During the first session, the researchers used a neutral experimental pain (ice water) to train the volunteers to suppress pain during hypnosis. Pain control techniques included relaxation and imagery, such as imagining that the arm is in a glove, or that they are somewhere else -- on a beach playing volleyball or in the mountains riding horses.
"Hypnosis makes the subject relaxed and open to suggestions, and heightens the imagery," says Crawford. Once learned, the techniques can be used again later in a non-hypnotic environment.
Some of the volunteers were able to reduce their pain to zero on the first day. And while they worked with reducing the experimental pain, some found they were also experiencing less pain in their backs.
"In the process of the research, they relaxed their whole body, including their backs," says Crawford.
In the next two experimental sessions, researchers gave two experimental pains to the subjects and studied their brain waves when they were and were not using pain control techniques When given painful sharp stimuli to the finger over 30 trials, the brain waves showed less reactivity to them when they used hypnotic analgesia techniques than when they attended to the pain. "The pain still registers in the brain but perception is inhibited," Crawford reports.
The researchers encouraged the volunteers to apply their newly learned pain suppression techniques at home and at work to their own low back pain. By the end of the study, most of the volunteers had reduced the amount of pain medication they needed in order to be able to sleep; 35 percent stopped pain medication at bedtime. Many of the subjects reported it took them less time to fall asleep at night. Overall reported depression decreased over the three weeks.

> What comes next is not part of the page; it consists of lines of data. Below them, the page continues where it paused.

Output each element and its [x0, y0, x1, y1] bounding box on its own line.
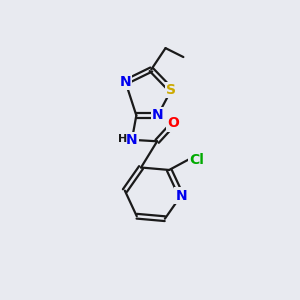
Text: N: N — [126, 133, 138, 147]
Text: N: N — [175, 189, 187, 202]
Text: N: N — [120, 75, 131, 89]
Text: S: S — [166, 83, 176, 97]
Text: Cl: Cl — [189, 153, 204, 166]
Text: H: H — [118, 134, 127, 144]
Text: O: O — [168, 116, 179, 130]
Text: N: N — [152, 108, 164, 122]
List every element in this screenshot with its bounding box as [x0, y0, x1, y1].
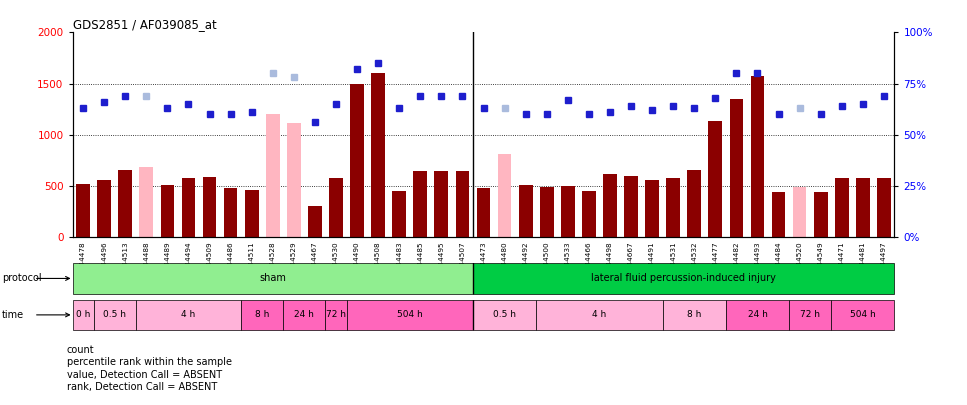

Crawford suggests that hypnosis and psychological therapy for pain be introduced early as adjuncts in medical treatments for pain -- before strong pain memories develop, and before surgery and long regimens of drug treatment. The National Institute of Health technology assessment panel concurs that "behavioral therapies for chronic cancer pain should be accepted as part of cancer treatment," and cites Crawford's work (Journal of the National Cancer Institute, Nov. 15, 1995).
Crawford is going to repeat her research with a new electrode system with 128 electrodes on the surface of the brain (The first research used 19 contact points.) in order to pick up a higher degree of electrical activity of a greater portion of the brain. The goal is to refine and localize the structures and processes involved.